The Long Beach Museum of Art will dive headfirst into the confrontational world of one of SoCal’s most influential countercultural artists with “Robert Williams: Fearless Depictions,” on view Friday, Feb. 6 through Sunday, May 31.
The expansive exhibition offers a survey of Williams’s work from 2001 to the present, bringing together nearly 60 oil paintings, large-scale sculptures, multimedia works, and rare first-edition issues of Zap Comix.
Robert Williams is a cartoonist at heart, even when working on monumental canvases rendered with old-master precision. His compositions explode with color and chaos, blending carnivals, sci-fi, clowns, classic painting, and profane imagery into scenes that feel both absurd and familiar.
Williams’s impact reaches far beyond his own work. In 1994, he founded Juxtapoz Art & Culture Magazine, which became a platform for lowbrow, outsider, and alternative artists at a time when the mainstream art world largely shut them out.
This magazine helped legitimize an entire movement, allowing future generations of artists to find community — something Williams himself lacked early in his career.
Born in Albuquerque in 1943, Williams’s visual language was shaped by car culture.
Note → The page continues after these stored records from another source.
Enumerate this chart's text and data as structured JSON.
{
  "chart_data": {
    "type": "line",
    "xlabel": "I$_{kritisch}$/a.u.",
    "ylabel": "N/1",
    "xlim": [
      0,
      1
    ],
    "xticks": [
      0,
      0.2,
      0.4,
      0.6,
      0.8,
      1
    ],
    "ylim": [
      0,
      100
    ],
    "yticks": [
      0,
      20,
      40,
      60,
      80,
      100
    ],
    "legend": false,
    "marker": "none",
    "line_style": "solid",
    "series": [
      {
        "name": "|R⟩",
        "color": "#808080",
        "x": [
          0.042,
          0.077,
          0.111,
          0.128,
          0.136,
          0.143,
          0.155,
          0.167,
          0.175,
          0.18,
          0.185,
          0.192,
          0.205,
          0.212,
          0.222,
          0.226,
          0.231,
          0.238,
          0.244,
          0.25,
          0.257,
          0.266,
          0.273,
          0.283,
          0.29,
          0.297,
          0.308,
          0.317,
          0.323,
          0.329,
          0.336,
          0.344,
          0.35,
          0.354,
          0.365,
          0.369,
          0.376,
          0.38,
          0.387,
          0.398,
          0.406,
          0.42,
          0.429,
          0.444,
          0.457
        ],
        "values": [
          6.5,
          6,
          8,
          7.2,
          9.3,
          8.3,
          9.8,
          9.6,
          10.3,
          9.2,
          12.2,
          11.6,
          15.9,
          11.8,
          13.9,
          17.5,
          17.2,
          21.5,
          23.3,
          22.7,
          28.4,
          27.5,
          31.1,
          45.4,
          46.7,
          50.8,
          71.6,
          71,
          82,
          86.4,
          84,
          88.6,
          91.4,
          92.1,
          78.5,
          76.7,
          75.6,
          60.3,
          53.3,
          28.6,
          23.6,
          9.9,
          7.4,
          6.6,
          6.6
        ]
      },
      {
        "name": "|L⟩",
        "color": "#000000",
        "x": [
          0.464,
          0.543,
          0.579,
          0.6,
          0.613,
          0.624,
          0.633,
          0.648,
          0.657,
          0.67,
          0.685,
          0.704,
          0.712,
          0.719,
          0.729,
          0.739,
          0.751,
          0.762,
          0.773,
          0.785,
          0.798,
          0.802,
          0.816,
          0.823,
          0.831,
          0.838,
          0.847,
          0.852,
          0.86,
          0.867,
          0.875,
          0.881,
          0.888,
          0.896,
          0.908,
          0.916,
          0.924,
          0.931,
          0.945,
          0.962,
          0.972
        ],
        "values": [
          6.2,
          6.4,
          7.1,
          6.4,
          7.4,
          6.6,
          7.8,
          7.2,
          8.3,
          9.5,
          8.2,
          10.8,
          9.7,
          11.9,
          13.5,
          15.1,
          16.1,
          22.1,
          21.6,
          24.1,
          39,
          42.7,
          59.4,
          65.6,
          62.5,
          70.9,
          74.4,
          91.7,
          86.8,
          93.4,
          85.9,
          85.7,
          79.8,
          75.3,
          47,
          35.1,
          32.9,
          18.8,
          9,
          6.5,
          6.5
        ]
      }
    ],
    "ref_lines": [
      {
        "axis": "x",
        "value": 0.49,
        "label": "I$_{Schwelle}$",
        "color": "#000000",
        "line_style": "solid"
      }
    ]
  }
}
His father owned a drive-in restaurant popular with hot rodders, and Williams received his first car at just twelve years old.
These formative experiences echo throughout his visual work, where automotive imagery collides with underground comics and surreal fantasy.
After relocating to Los Angeles in 1963, Williams absorbed our region’s raw visual energy, drawing inspiration from hot rods, outlaw bikers, psychedelic posters, tattoo culture, and the adult entertainment industry.
As Williams himself has said: “My paintings are not designed to entertain you; they are meant to trap you.”
The exhibition “Fearless Depictions” does exactly that — drawing viewers into dense, confrontational worlds that demand attention, interpretation, and reflection.
The opening reception will get underway at LMBA on Friday, Feb. 6 from 7 p.m. to 9 p.m. Robert Williams himself will be in attendance the very next day, Saturday, Feb. 7, in the afternoon.
For more, go to lbma.org.
M.E.B.
A tribute to one of jazz’s greatest innovators will kick off when M.E.B. (Miles Electric Band) takes the Carpenter stage on Friday, Jan. 30, in celebration of the Miles Davis Centennial.
Formerly known as the Miles Electric Band, this progressive all-star ensemble channels the intensity, experimentation, and forward momentum of the beloved trumpeter and composer’s electric era, revisiting and reimagining the music that shattered boundaries and rewired jazz.
Led by Emmy and Grammy Award–winning producer and drummer Vince Wilburn Jr. — Miles Davis’s nephew and longtime collaborator — M.E.B. is built as a rotating collective of master musicians. The band bridges generations, uniting Davis alumni with today’s most adventurous innovators to offer performances that are immersive and unpredictable.
The lineup features a talented roster of players, including Darryl Jones, Robert Irving III, Munyungo Jackson, Jean-Paul Bourelly, Antoine Roney, Keyon Harrold, and DJ Logic, alongside special guest musicians.
Together, they deliver a powerful fusion of jazz, rock, funk, and electronic textures in tribute to the great Miles Davis.
Davis influenced so many other musicians — everyone from Herbie Hancock and Weather Report to Prince, hip-hop producers, and popular rock artists — that it’s easy to forget how startling and groundbreaking his music was at the time of its release.
With all this in mind, the M.E.B. ensemble brings together two generations of players — Davis alumni alongside today’s next-generation innovators — to revisit electric-era repertoire as a living framework for improvisation, groove, and experimentation.
For more information, head to shorturl.at/gJsS9.
Bamboo Club
Jumpstarted Plowhards will roll into Long Beach for a Sunday night set on Feb. 1 at The Bamboo Club.
Fronted by legendary bassist Mike Watt — best known for his work with Minutemen, Firehose, and countless collaborative projects — the band pairs Watt with Todd Congelliere and Jimmy Felix of Toys That Kill, creating a stripped-down, high-energy sound rooted in Southern California’s punk DNA.
Few musicians are as deeply woven into the fabric of the SoCal music scene as Watt. For over four decades, he’s been a constant presence — touring relentlessly, releasing new music, collaborating across genres, and showing up for DIY spaces big and small.
Jumpstarted Plowhards is very much a continuation of that ethos: Raw, loud, unpretentious.
Sunday night at The Bamboo Club also features sets from Ologist and The Ticks, rounding out a bill that leans into punk’s community-first spirit.
Such a close-up encounter with true practitioners of Southern California punk is very much to be welcomed in our city.